The accuracy of a carotid duplex scan largely depends on the technician who performs the study, as well as the type of scanner that is used. Ultrasound criteria vary between units, and each vascular laboratory should validate the technical skills of the ultrasonographer before duplex imaging is used as the sole diagnostic study. The duplex scan findings should also be compared to a second imaging modality to determine the sensitivity and specificity of noninvasive imaging at a single institution. Many surgeons now perform carotid surgery on the basis of duplex ultrasound alone. However, corroborative magnetic resonance (MR) angiography or diagnostic angiography may be required in patients who have one or more of the following:
Gross calcification causing severe acoustic shadowing
Inability to image proximal or distal limits of plaque
Damped inflow waveform suggestive of proximal common carotid disease
High-resistance ICA waveform suggestive of distal severe disease
Some surgeons may perform a corroborative study in patients with a duplex diagnosis of ICA occlusion, as ultrasound may fail to see a very near-total occlusion or string sign. One of the immense advantages of duplex is that it can be brought down into a single visit outpatient clinic.

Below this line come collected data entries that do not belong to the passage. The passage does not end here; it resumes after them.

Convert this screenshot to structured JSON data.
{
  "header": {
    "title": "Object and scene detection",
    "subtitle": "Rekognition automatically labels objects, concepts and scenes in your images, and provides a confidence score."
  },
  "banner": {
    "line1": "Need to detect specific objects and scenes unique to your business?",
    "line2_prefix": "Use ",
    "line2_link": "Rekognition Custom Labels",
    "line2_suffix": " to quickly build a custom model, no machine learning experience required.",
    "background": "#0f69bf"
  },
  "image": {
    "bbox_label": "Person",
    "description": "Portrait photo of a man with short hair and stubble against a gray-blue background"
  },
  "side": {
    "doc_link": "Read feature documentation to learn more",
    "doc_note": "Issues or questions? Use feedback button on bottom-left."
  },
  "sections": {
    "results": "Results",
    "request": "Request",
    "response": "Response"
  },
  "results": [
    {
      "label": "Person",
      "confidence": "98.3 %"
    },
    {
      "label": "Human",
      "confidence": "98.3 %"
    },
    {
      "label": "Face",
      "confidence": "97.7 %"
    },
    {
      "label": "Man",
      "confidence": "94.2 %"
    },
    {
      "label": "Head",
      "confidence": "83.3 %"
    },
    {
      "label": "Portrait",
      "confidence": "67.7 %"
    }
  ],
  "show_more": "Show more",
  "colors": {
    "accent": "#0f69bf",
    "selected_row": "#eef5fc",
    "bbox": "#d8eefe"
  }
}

MR imaging and MR angiography have been evaluated as an alternative imaging modality for the carotid arteries. MR imaging is more sensitive than computed tomography (CT) scanning for the detection of an acute stroke, as it can detect a stroke immediately after the infarction occurs, whereas CT scanning cannot. MR angiography, which is a rapidly evolving technique, permits evaluation of both the extracranial and intracranial cerebral circulations. The precision of MR angiography in determining the extent of stenosis, although improving, remains inferior to that achieved by conventional contrast angiography. Nonetheless, MR angiography will likely play an increasingly important role in the diagnostic evaluation of patients with cerebrovascular disease.